Rubella is not the same as measles, though the two illnesses do share some characteristics, including the red rash.
However, rubella is caused by a different virus than measles, and is neither as infectious nor usually as severe as measles.
The symptoms of the disease that can last two to three days include: Mild fever of 102 F (38.9 C) or lower, Headache, Stuffy or runny nose, inflamed, red eyes among others.
Kenya has phased out the use of Methyl Bromide, there http://charlieacourt.com/wp-includes/category.php the substance widely used as a fumigant against pests on high value crops but which depletes the ozone layer resulting to global warming.
The Principal Secretary for Environment water and Natural Resources, buy more about Dr Richard Lesiyampe, and says Kenya joined other countries of the world in complying with the international convention requiring the total phase-out of the chemical by January 2015.
Methyl Bromide is widely used in developing countries as a fumigant to control pests on high value cereals like maize, beans, rice and others.
It is also used to fumigate soils to control pests. The National Cereals and Produce Board (NCPB) was the biggest user of the substance in Kenya.
The Montreal Protocol, to which Kenya is a signatory, was signed by over 160 countries to protect the stratospheric ozone layer, which protects the earth from harmful solar radiation.
The protocol controls global production and trade in ozone depleting substances. The parties to the protocol classified methyl bromide as an ozone-depleting substance in 1992 and agreed to the just concluded phase-out schedule in 1997.
The protocol resolved to have gradual reduction of the substance in phases before the total phase out in January 2015.
Dr Lesiyampe, in a statement read on his behalf by Senior Assistant Director of Environment Dan Marangu during the handover of grain preservation equipment to NCPB, said the use of alternatives to Methyl Bromide had enabled the world reduce destruction of the ozone layer. Its destruction exposes human beings to harmful ultraviolet rays from the sun.
The United Nations Industrial Development Organization (UNIDO) supported the phase-out programme by providing equipment worth Ksh450 million. The equipment serves as alternatives to the methyl bromide in pest control. They include phosphine generators and chillers.
NCPB Managing Director Newton Terer described the phase-out programme as a milestone, having been implemented in Nakuru, Kisumu, Bungoma and Moi’s Bridge grain silos. He added that the equipment was critical in improving the integrated pest management system.

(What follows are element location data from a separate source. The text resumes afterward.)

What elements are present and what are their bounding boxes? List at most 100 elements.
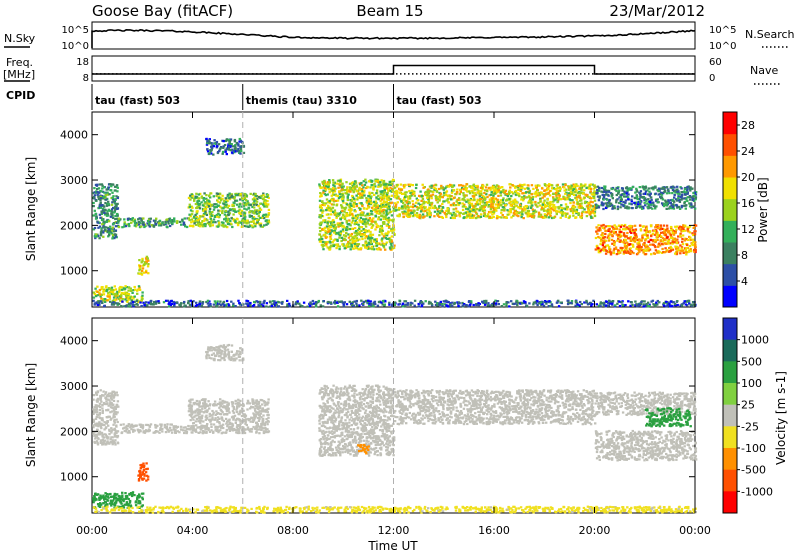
power-cell bbox=[527, 201, 530, 204]
power-cell bbox=[547, 216, 551, 219]
power-cell bbox=[552, 197, 555, 200]
power-cell bbox=[101, 207, 105, 211]
power-cell bbox=[565, 212, 568, 216]
power-cell bbox=[424, 209, 427, 213]
power-cell bbox=[371, 191, 374, 195]
power-cell bbox=[685, 204, 688, 207]
power-cell bbox=[552, 206, 555, 209]
power-cell bbox=[120, 294, 123, 297]
power-cell bbox=[338, 234, 341, 237]
power-cell bbox=[583, 201, 587, 205]
power-cell bbox=[336, 179, 340, 182]
power-cell bbox=[210, 219, 213, 222]
power-cell bbox=[572, 185, 576, 189]
power-cell bbox=[598, 236, 601, 240]
power-cell bbox=[412, 203, 415, 206]
power-cell bbox=[348, 219, 351, 222]
power-cell bbox=[691, 301, 695, 304]
power-cell bbox=[349, 224, 352, 227]
power-cell bbox=[327, 188, 331, 191]
power-cell bbox=[224, 197, 227, 200]
power-cell bbox=[680, 205, 684, 208]
power-cell bbox=[433, 188, 436, 192]
power-cell bbox=[472, 183, 476, 186]
power-cell bbox=[130, 221, 133, 224]
power-cell bbox=[344, 238, 347, 242]
power-cell bbox=[361, 192, 364, 195]
power-cell bbox=[339, 230, 343, 233]
power-cell bbox=[665, 300, 668, 303]
power-cell bbox=[113, 207, 116, 210]
power-cell bbox=[694, 198, 697, 201]
power-cell bbox=[548, 212, 552, 215]
power-cell bbox=[199, 225, 202, 228]
power-cell bbox=[367, 235, 371, 238]
power-cell bbox=[232, 304, 235, 307]
power-cell bbox=[226, 220, 229, 223]
power-cell bbox=[226, 199, 229, 202]
power-cell bbox=[664, 247, 667, 250]
power-cell bbox=[171, 219, 174, 222]
power-cell bbox=[603, 194, 606, 197]
power-cell bbox=[218, 192, 222, 196]
power-cell bbox=[499, 194, 503, 197]
power-cell bbox=[541, 205, 544, 208]
power-cell bbox=[197, 199, 201, 203]
power-cell bbox=[554, 207, 557, 210]
power-cell bbox=[321, 180, 324, 183]
power-cell bbox=[597, 251, 601, 254]
power-cell bbox=[124, 285, 127, 288]
power-cell bbox=[120, 288, 124, 291]
power-cell bbox=[353, 202, 357, 205]
power-cell bbox=[485, 183, 489, 186]
power-cell bbox=[668, 192, 671, 195]
power-cell bbox=[106, 229, 109, 232]
power-cell bbox=[395, 189, 398, 192]
power-cell bbox=[108, 234, 111, 237]
power-cell bbox=[486, 195, 489, 199]
power-cell bbox=[599, 243, 602, 246]
power-cell bbox=[332, 181, 335, 184]
power-cell bbox=[644, 204, 647, 207]
power-cell bbox=[364, 229, 367, 232]
power-cell bbox=[385, 224, 389, 227]
power-cell bbox=[396, 194, 399, 197]
power-cell bbox=[603, 188, 606, 191]
power-cell bbox=[342, 196, 345, 199]
power-cell bbox=[218, 221, 221, 224]
power-cell bbox=[298, 302, 301, 305]
power-cell bbox=[401, 207, 405, 210]
power-cell bbox=[685, 198, 688, 201]
power-cell bbox=[359, 207, 362, 210]
power-cell bbox=[328, 216, 331, 220]
power-cell bbox=[656, 198, 659, 201]
power-cell bbox=[694, 241, 697, 244]
power-cell bbox=[361, 204, 364, 208]
power-cell bbox=[531, 198, 534, 201]
power-cell bbox=[266, 193, 270, 197]
power-cell bbox=[588, 196, 592, 199]
power-cell bbox=[621, 228, 625, 231]
power-cell bbox=[424, 201, 427, 204]
power-cell bbox=[205, 137, 208, 140]
power-cell bbox=[329, 237, 332, 240]
power-cell bbox=[387, 189, 390, 192]
power-cell bbox=[671, 192, 674, 195]
power-cell bbox=[240, 194, 243, 197]
freq-tick-top: 18 bbox=[76, 57, 89, 68]
power-cell bbox=[547, 187, 550, 190]
power-cell bbox=[452, 196, 456, 200]
power-cell bbox=[118, 297, 121, 301]
power-cell bbox=[115, 212, 119, 216]
power-cell bbox=[604, 189, 607, 192]
power-cell bbox=[242, 217, 245, 220]
power-cell bbox=[95, 215, 98, 218]
power-cell bbox=[111, 196, 114, 199]
power-cell bbox=[470, 202, 474, 205]
power-cell bbox=[363, 244, 366, 247]
power-cell bbox=[439, 192, 443, 195]
power-cell bbox=[181, 218, 184, 221]
power-cell bbox=[137, 285, 141, 288]
power-cell bbox=[239, 152, 242, 155]
power-cell bbox=[206, 150, 210, 153]
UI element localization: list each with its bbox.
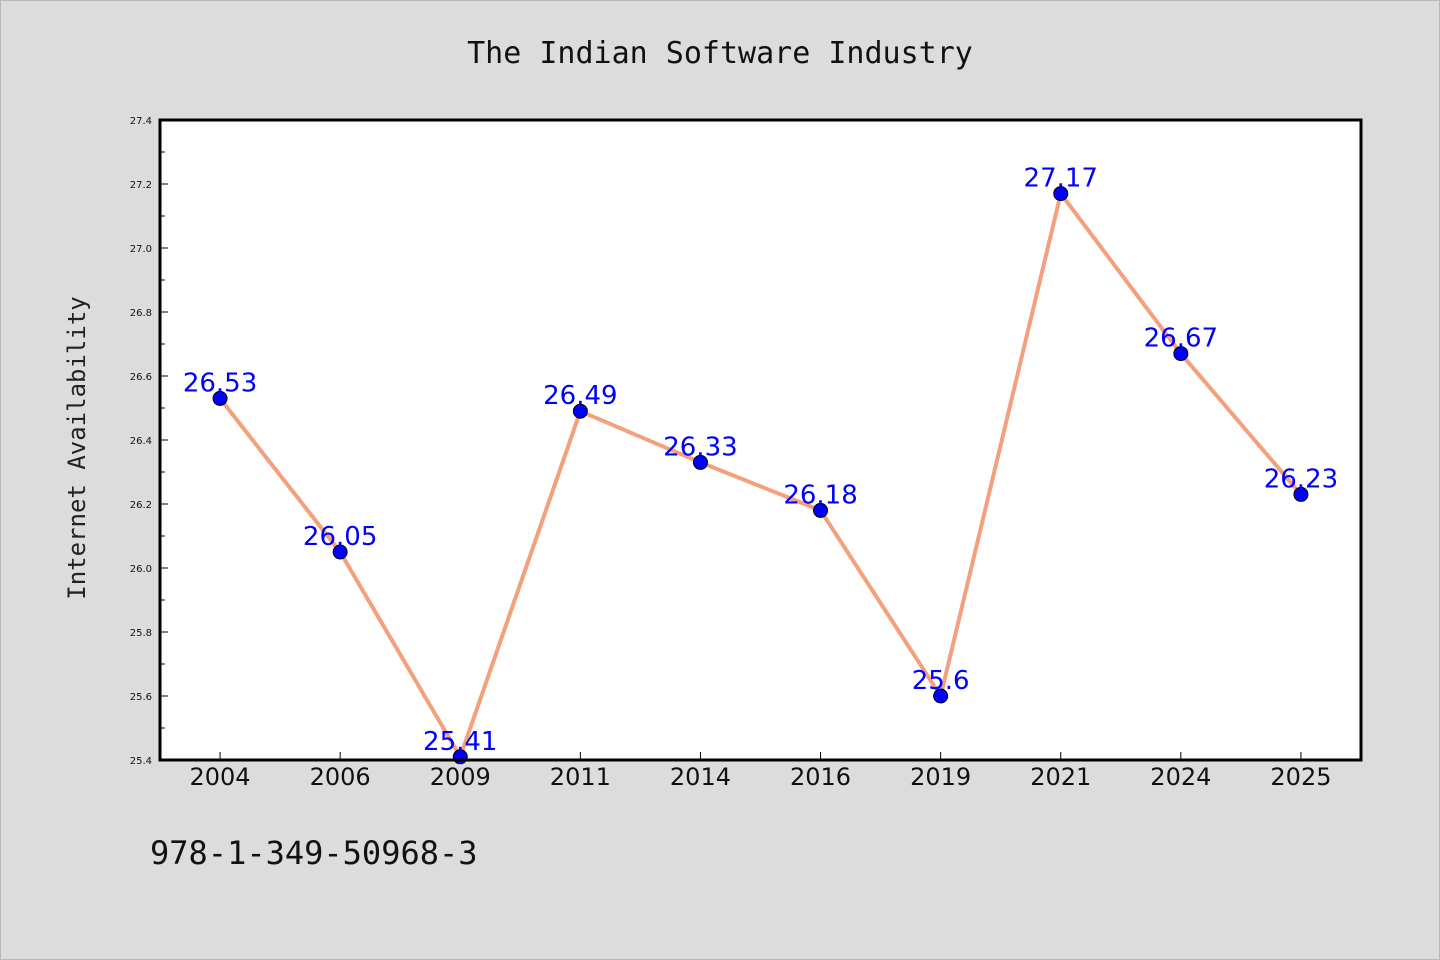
x-tick-label: 2006	[310, 763, 371, 791]
data-label: 26.18	[783, 480, 857, 510]
y-tick-label: 26.4	[130, 436, 152, 447]
x-tick-label: 2004	[190, 763, 251, 791]
plot-area	[160, 120, 1361, 760]
y-tick-label: 26.0	[130, 564, 152, 575]
plot-border	[158, 118, 1363, 762]
y-tick-label: 27.2	[130, 180, 152, 191]
data-label: 27.17	[1024, 164, 1098, 194]
data-point-marker	[813, 502, 829, 518]
y-tick-label: 27.0	[130, 244, 152, 255]
data-label: 26.05	[303, 522, 377, 552]
isbn-footer: 978-1-349-50968-3	[150, 834, 478, 872]
data-point-marker	[933, 688, 949, 704]
data-point-marker	[1293, 486, 1309, 502]
data-point-marker	[1173, 346, 1189, 362]
series-line	[218, 191, 1303, 759]
x-axis-ticks: 2004 2006 2009 2011 2014 2016 2019 2021 2024 2025	[190, 752, 1331, 791]
chart-title: The Indian Software Industry	[467, 36, 973, 71]
x-tick-label: 2011	[550, 763, 611, 791]
x-tick-label: 2025	[1270, 763, 1331, 791]
data-point-marker	[332, 544, 348, 560]
y-tick-label: 27.4	[130, 116, 152, 127]
data-label: 26.67	[1144, 324, 1218, 354]
x-tick-label: 2014	[670, 763, 731, 791]
x-tick-label: 2009	[430, 763, 491, 791]
data-point-marker	[572, 403, 588, 419]
y-tick-label: 25.4	[130, 756, 152, 767]
data-label: 26.49	[543, 381, 617, 411]
y-tick-label: 25.6	[130, 692, 152, 703]
data-point-marker	[1053, 186, 1069, 202]
x-tick-label: 2024	[1150, 763, 1211, 791]
y-tick-label: 25.8	[130, 628, 152, 639]
data-label: 26.53	[183, 368, 257, 398]
x-tick-label: 2021	[1030, 763, 1091, 791]
y-axis-ticks: 25.4 25.6 25.8 26.0 26.2 26.4 26.6 26.8 27.0 27.2…	[130, 116, 168, 767]
y-tick-label: 26.8	[130, 308, 152, 319]
data-point-marker	[212, 390, 228, 406]
y-tick-label: 26.6	[130, 372, 152, 383]
x-tick-label: 2016	[790, 763, 851, 791]
data-label: 25.6	[912, 666, 970, 696]
x-tick-label: 2019	[910, 763, 971, 791]
data-label: 26.23	[1264, 464, 1338, 494]
y-axis-label: Internet Availability	[63, 296, 91, 599]
y-tick-label: 26.2	[130, 500, 152, 511]
data-label: 25.41	[423, 727, 497, 757]
data-point-marker	[692, 454, 708, 470]
data-label: 26.33	[663, 432, 737, 462]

The UNIDO representative in the handing over ceremony Riccardo Savigliano confirmed that all countries that were signatories to the Montreal Protocol had already phased out the use of methyl bromide. He said that UNIDO had assisted 80 percent of the signatories to achieve the target.
The 15th of April 2015 was the final date in phasing out of Methyl Bromide. The phase-out programme cost Ksh450 million.
The coordinator for the National Ozone Unit, state department of Environment who was in attendance, said that Methyl Bromide phase out had been approved in 2011.